Seeing was around a 7/10. Transparency was crap at first - Mars was buried in heavy haze and hardly visible. I almost did not go out, but then saw the haze lifting to the SE. Out I went. I mainly wanted to try the thing to evaluate it's performance, but I did not expect to see Phobos, actually. Transparency went up to 8/10 for about 20 minutes. During this time, I thought I saw something at the 8-o'clock position leading Mars. HD216809, a dim 8.4 magnitude star was conveniently in the FOV and could be used as a "magnitude guage" of sorts [lucky!]. I was not fully happy with the situation, and in preparation of this, brought my Baader Contrast Booster [BCB] filter with me to try out in this situation. My 5x Powermate is front-threaded for filters. Since I have a non-threaded cell in front of the occultation cell, I had to use the threads on the 5x PM...
The BCB did a very decent job of enhancing MArs detail over the unfiltered view, though it was still inferior to the 3M filter [3M = "Magic Mars Magenta" filter] I now prefer. Still, even at 141x, the SPC, Hellas, and some Maria were discernable, including some extensions of Sinii near the prime meridian. To be honest, I did not wish to get lost in looking too much for Martian details, 'cause that's what blew my last opportunity!
Okay - using HD216809 as a guage, the BCB filter immediately darkened the background sufficiently to make it stand out noticably better than without it in. I KNEW that I'd find a really good use for this puppy! Call it "filter" instinct. During the 20-25 minute window, I adjusted the bar's orientation to be as perpendicular to the SPC as practical. I then allowed the planet to track across the FOV, and once it hit the bar and dissappeared, I verbally timed it. I repeated thsi procedure, looking towards the leading side of the planet as it was tracking [westward] across the FOV. Remember, I'm using an alt-az mount. At around 0810 UT, my first hint of what might be the moon occurred. It was around the 8-o'clock position [approx.], and I continued the session, looking carefully in the area ahead of the disk where the moon should approximately be. It was close to the visual threshold, so I wanted to be sure. I slightly re-oriented the occulting bar to give a bit longer time delay for the reappearance of Mars. About 0814 UT, I saw the object again - about one Mars diameter away, still in the same positon relative to Mars as I saw before. After another 5 minutes, thsi object was seen again. 3 times lucky, right?
The seeing dropped within 5 minutes of the last sighting to around 6/10, plus a breeze was getting stronger - I packed it in. I verified everything AFTER coming in, both with S&T's Martian Moon Java applet, and my Skychart III program [where I identified the star sharing the FOV].

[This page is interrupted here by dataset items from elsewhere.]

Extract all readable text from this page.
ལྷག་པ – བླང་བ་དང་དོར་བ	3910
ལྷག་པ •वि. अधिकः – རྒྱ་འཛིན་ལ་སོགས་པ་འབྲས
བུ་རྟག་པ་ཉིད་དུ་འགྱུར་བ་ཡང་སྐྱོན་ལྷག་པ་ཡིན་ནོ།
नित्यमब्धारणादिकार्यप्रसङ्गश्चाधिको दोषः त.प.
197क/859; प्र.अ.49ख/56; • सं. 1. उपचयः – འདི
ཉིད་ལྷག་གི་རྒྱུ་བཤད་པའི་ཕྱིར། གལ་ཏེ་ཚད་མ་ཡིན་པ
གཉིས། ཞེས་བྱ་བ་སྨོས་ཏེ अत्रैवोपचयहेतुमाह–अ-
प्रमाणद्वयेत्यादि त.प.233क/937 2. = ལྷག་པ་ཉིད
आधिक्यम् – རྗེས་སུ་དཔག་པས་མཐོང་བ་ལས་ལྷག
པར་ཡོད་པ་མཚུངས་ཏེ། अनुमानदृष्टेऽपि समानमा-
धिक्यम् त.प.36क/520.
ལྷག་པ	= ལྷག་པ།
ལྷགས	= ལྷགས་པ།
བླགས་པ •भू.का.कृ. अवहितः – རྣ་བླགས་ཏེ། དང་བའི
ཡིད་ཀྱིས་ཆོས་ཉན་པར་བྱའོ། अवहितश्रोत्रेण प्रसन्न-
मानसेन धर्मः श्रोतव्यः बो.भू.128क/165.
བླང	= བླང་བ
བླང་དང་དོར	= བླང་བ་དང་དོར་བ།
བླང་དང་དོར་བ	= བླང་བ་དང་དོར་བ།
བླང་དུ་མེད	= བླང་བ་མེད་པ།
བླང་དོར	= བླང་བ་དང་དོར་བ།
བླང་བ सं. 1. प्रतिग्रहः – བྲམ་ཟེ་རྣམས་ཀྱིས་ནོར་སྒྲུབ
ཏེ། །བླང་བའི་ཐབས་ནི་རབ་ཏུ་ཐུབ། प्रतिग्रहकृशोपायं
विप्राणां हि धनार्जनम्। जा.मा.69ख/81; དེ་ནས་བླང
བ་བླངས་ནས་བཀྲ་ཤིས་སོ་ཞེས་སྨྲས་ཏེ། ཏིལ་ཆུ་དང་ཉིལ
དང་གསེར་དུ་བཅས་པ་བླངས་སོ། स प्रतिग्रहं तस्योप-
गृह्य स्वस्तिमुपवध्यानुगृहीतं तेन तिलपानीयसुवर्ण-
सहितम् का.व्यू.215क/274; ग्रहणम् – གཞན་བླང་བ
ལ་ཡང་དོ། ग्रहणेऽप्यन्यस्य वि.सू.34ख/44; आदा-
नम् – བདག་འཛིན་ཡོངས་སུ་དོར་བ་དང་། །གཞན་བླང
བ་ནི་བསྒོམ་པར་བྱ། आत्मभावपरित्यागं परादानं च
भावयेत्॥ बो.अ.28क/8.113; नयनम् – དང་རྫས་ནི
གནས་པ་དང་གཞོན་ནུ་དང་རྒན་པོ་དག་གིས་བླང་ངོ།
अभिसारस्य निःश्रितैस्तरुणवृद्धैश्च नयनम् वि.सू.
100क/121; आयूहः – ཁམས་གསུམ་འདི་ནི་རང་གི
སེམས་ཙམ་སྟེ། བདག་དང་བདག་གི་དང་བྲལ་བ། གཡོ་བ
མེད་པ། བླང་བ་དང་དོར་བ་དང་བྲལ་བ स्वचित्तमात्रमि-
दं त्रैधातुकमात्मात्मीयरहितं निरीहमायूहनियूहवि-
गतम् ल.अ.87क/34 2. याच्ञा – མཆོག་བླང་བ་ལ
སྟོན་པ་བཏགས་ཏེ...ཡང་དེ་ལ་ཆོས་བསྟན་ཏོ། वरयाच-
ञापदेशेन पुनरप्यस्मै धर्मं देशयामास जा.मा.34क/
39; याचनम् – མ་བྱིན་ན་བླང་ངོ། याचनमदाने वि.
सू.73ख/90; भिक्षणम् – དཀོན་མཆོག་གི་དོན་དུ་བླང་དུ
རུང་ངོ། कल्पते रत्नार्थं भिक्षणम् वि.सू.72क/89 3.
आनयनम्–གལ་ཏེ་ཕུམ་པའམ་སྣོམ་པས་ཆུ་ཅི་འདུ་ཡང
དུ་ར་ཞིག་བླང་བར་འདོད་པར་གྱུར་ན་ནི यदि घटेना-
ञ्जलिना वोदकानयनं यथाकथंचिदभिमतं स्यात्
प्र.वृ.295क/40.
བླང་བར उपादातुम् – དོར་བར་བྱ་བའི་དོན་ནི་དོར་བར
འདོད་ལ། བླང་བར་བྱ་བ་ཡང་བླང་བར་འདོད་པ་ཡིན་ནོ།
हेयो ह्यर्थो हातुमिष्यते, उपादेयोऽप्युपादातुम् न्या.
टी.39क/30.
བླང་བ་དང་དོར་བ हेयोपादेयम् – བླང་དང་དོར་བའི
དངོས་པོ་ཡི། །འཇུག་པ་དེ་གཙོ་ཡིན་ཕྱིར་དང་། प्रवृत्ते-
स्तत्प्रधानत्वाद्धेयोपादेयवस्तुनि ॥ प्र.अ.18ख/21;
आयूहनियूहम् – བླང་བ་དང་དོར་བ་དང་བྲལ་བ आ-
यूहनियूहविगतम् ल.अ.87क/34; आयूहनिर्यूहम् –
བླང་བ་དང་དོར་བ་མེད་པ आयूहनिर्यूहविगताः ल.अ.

I am pretty certain that what I saw, right near the visual threshold for the conditions tonite was Phobos. Nothing else was there, and the sky was suffienctly darkened using the BCB to allow the likelihood of this observation. I also employed an observing hood to minimize ambient specular reflections off my eye from distant light sources. I also used the diagonal baffle, and the occulting cell I made has one built in, to further reduce scatter/maximize contrast. So, that's seven baffles, altogether, in the train. If that ain't gonna do it... ;-) I also saw the object three separate times in the same orientation and relative distance to Mars.
If it wasn't Phobos, then I don't know what it was! If there was no slight haze at all, I'm certain that Phobos would have popped into view more noticably, because the combination of the high contrast inherent in the 102D's design, plus my careful construction of the occulting cell to include an integral baffle, use of an addiitonal diagonal baffle, bar darkening, medium high power, etc... the sky was really black. Further, Mars had no major ambient "glow" or any halos about it, except for perhaps a VERY slight glow right as the disk was passing the occuting bar's edge, re-entering the unobstructed area of the FOV.
I'll leave it to you folks - did I see Phobos? Anyone else had any success?